To soften hatred is the first stage in the development of compassion. To succeed, we must first fully understand that feeling hatred is irrational. We hate someone because they harm us, whether intentionally or not, and we feel hurt. However, they harm us because they truly are not free to choose. In some cases, they genuinely believe they are doing the right thing. They allow events and circumstances to control them or allow strong, uncontrollable emotions to dominate them. They are not in control of themselves. Some people are completely overwhelmed by emotions like a madman or a drunkard, individuals who cannot be considered fully responsible for their actions. We should not hold the words of a drunk or a madman or treat them with undue severity. We should treat those who harm us in the same way.
Perhaps we are hurt by unpleasant words or actions, but the one who will suffer the most from the consequences of these is the one who truly harms us. Indeed, this person, under the influence of negative emotions, will accumulate negative karma resulting in negative consequences. If we believe in the law of karma, we understand that those who harm others will suffer painful consequences, not because of external intervention, but because of the power of their own actions. Therefore, such a person is more deserving of pity than hatred, and we have no reason not to forgive them. On the contrary, we have every reason to feel compassion for them. From this perspective, hatred becomes almost irrational. That doesn't mean we shouldn't try to prevent that person from harming us or themselves, but we don't need to hate them.
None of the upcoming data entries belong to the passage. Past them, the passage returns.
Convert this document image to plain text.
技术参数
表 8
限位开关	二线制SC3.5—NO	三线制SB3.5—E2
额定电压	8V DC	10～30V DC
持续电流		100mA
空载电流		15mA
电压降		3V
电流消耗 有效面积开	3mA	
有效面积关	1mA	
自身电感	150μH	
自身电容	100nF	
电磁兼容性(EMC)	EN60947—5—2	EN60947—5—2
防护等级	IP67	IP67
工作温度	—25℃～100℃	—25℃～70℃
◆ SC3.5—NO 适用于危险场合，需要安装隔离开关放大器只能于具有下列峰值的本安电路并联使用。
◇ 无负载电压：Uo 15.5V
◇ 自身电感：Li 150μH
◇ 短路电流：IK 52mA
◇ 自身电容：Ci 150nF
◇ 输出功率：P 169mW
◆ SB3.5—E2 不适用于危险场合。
Hatred means failure, while compassion is a victory. Swami Vivekananda, a saint from India, was traveling by train in India. An ill-mannered passenger did everything possible to insult him. Swami Vivekananda did not respond. When the passenger grew weary of his insults, Vivekananda asked him, "If someone offers you a gift but you refuse it, who receives the gift?" The passenger replied, "That person receives it." At that moment, Vivekananda said, "I do not accept what you say." Not responding to hatred with hatred is a victory because hatred breeds tension and unpleasant emotions, while compassion brings peace. By overcoming hatred, envy, greed, and dissatisfaction, we can find happiness, peace, and comfort in the warmth of kindness. Compassion brings peace and fosters a positive attitude. When no negativity disturbs us, we feel light, free, and content. Those around us will also feel this warmth and recognize our compassion. Enthusiastic individuals, those with a kind heart, make others want to converse with them, to be close to them.